Accordingly, I dissent and vote to reverse the order dismissing the affirmative defense.
*34Chief Judge Fuld and Judges Burke and Bergan concur with Judge Keating ; Judge Breitel dissents and votes to reverse in an opinion in which Judge Jasen concurs; Judge Scileppi dissents and votes to reverse on the authority of Dym v. Gordon (16 NY 2d 120).
Order affirmed, with costs. Question certified answered in the affirmative.
. This is true even where, as here, the domestic civil law rule is incorporated in the State Constitution. Like statutes, constitutional provisions are almost always intended to apply only to acts within the territory. Absent an express choice-of-law provision, they are deemed intended as plenary within a territory and nonfunctioning outside the territory (e.g., McKinney’s Cons. Laws of N. Y., Book 1, Statutes, § 149, and cases cited).

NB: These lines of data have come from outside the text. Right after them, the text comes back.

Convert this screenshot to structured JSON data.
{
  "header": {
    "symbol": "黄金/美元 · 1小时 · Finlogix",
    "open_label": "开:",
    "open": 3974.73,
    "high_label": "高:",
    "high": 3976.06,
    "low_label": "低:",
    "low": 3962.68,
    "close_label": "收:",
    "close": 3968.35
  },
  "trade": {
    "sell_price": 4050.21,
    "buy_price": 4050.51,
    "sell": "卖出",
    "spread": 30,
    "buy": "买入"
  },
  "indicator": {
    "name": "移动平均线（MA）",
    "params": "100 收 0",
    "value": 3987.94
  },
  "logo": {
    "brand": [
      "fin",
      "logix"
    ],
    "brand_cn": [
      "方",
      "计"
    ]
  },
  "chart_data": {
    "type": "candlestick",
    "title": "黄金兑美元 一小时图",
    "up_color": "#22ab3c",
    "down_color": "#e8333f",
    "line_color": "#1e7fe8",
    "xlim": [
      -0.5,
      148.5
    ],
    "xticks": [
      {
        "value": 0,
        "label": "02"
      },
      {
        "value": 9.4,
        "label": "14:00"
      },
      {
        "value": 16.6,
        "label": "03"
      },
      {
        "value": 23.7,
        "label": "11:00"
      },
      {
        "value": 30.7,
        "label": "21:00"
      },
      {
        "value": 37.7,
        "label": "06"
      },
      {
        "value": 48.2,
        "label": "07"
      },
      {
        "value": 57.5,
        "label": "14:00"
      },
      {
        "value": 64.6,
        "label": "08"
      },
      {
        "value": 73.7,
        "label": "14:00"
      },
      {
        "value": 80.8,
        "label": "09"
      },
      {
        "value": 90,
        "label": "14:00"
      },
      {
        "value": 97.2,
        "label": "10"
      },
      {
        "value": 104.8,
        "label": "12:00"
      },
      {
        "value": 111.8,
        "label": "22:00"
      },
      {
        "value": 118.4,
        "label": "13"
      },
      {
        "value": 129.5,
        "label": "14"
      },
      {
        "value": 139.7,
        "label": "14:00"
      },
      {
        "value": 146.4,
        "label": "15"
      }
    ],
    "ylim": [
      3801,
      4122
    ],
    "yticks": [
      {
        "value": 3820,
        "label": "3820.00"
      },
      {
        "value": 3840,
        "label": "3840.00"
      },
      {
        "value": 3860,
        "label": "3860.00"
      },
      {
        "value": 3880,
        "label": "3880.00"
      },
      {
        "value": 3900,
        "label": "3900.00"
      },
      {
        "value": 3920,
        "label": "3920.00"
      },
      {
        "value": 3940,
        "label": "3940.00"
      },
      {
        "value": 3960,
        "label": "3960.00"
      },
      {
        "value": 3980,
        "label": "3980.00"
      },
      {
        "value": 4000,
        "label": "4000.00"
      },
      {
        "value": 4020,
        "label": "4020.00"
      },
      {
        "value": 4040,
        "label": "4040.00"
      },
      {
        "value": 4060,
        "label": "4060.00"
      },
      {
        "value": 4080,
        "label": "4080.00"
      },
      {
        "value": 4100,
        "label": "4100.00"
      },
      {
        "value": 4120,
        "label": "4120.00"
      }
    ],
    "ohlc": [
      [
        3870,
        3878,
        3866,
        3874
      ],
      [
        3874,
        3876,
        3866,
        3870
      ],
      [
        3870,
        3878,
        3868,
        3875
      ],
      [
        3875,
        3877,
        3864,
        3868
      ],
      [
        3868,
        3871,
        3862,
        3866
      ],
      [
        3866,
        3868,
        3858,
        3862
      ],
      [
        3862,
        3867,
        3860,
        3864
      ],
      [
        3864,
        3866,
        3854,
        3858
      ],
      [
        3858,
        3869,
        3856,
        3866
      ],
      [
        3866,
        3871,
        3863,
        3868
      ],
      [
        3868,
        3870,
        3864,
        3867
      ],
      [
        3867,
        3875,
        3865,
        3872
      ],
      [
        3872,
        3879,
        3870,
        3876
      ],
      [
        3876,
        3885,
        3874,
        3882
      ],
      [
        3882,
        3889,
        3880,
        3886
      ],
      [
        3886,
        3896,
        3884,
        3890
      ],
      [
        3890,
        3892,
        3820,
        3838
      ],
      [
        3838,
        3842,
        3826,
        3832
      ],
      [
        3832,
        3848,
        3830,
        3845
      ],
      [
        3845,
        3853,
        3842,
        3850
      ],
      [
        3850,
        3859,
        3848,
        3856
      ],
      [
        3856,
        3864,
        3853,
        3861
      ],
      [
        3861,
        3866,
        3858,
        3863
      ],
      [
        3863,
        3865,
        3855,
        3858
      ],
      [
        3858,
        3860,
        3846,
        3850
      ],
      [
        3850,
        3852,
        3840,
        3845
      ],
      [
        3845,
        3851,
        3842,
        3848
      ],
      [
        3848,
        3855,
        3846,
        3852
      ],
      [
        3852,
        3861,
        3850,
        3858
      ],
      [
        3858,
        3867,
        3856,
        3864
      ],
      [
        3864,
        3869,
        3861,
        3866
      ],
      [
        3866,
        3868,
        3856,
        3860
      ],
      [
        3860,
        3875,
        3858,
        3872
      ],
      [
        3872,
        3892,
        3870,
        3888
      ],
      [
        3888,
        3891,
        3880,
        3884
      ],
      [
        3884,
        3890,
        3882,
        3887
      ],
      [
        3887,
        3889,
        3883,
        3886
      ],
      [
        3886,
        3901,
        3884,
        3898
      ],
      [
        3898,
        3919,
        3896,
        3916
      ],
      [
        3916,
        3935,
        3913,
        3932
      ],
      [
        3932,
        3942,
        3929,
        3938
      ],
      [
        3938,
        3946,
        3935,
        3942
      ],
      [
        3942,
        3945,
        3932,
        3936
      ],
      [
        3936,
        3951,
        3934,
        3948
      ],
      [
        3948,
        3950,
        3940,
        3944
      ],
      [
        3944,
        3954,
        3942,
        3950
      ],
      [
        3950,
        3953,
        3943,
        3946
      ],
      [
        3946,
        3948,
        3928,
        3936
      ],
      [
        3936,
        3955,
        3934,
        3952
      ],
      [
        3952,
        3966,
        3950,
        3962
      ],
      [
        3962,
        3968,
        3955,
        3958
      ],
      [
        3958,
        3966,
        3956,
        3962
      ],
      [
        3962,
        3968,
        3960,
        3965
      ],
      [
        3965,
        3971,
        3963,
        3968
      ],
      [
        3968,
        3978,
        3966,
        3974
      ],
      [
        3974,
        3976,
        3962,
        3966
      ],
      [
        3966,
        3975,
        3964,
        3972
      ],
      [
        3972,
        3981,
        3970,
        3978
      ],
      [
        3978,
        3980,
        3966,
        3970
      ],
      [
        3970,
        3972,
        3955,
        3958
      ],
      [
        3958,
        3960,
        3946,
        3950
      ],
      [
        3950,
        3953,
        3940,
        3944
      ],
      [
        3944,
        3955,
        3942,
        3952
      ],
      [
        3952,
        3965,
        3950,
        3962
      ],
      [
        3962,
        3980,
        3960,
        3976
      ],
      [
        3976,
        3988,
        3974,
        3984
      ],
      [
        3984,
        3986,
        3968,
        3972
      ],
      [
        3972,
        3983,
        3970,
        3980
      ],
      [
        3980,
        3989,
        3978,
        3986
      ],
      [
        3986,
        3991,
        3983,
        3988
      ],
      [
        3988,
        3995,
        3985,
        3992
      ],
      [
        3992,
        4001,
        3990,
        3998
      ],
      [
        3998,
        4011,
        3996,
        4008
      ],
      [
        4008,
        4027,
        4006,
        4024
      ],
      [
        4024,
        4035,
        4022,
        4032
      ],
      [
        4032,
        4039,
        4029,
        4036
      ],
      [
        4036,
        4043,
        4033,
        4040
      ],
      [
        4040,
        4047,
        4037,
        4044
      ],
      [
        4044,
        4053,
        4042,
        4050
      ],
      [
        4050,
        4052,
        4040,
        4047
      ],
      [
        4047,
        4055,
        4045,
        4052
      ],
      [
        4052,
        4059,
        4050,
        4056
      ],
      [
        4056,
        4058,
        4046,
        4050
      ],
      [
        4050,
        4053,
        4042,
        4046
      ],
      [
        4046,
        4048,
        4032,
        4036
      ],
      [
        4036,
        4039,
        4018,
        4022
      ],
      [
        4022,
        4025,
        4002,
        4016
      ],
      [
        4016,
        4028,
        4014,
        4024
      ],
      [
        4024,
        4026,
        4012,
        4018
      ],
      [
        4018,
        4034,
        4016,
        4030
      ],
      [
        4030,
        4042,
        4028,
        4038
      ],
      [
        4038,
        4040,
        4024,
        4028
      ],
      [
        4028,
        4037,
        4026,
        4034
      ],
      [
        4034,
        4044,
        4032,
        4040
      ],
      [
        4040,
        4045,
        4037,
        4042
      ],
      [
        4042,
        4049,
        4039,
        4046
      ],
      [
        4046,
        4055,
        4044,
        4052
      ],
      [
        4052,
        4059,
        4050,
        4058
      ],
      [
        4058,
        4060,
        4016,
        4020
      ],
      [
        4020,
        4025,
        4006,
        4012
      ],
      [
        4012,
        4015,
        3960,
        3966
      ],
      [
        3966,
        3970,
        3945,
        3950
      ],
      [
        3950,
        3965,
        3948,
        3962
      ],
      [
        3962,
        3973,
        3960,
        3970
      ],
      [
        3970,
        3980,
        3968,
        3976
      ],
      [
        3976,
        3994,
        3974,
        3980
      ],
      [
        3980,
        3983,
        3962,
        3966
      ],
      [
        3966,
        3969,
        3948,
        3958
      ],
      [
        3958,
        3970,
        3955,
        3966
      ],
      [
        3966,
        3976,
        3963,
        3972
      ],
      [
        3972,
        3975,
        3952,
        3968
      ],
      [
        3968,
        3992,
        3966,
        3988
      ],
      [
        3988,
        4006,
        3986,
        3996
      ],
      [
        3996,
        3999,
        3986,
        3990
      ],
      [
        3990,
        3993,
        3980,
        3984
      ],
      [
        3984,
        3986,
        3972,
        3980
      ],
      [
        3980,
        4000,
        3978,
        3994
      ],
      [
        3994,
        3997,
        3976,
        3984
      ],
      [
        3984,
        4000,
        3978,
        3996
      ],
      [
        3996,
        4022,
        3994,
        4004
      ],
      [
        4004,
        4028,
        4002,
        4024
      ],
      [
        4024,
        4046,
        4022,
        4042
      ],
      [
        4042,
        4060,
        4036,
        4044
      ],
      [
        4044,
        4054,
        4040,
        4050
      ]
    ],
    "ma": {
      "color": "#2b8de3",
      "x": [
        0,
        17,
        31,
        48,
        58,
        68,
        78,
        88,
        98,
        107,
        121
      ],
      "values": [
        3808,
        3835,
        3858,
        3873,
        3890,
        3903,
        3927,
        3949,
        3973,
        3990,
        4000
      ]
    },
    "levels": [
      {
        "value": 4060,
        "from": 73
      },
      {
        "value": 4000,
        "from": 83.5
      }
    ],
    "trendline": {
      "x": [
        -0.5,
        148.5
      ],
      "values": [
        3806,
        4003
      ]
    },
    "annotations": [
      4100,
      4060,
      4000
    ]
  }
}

. Dalton v. McLean (137 Me. 4) is of interest in this regard. In the Dalton case, the Supreme Judicial Court of Maine accepted the rule that whether a claim for damages for tort survives the death of the tort-feasor is determined by the place of the wrong. Nevertheless, it refused to apply a statute of New Brunswick (the situs of the accident) which retroactively provided for the survival of actions, on the ground that the retroactive feature violated the public policy of Maine (citing Loucks v. Standard Oil Co., 224 N. Y. 99). The court noted the undesirability of subjecting administrations of estates to liability under statutes enacted after the death of the tort-feasor.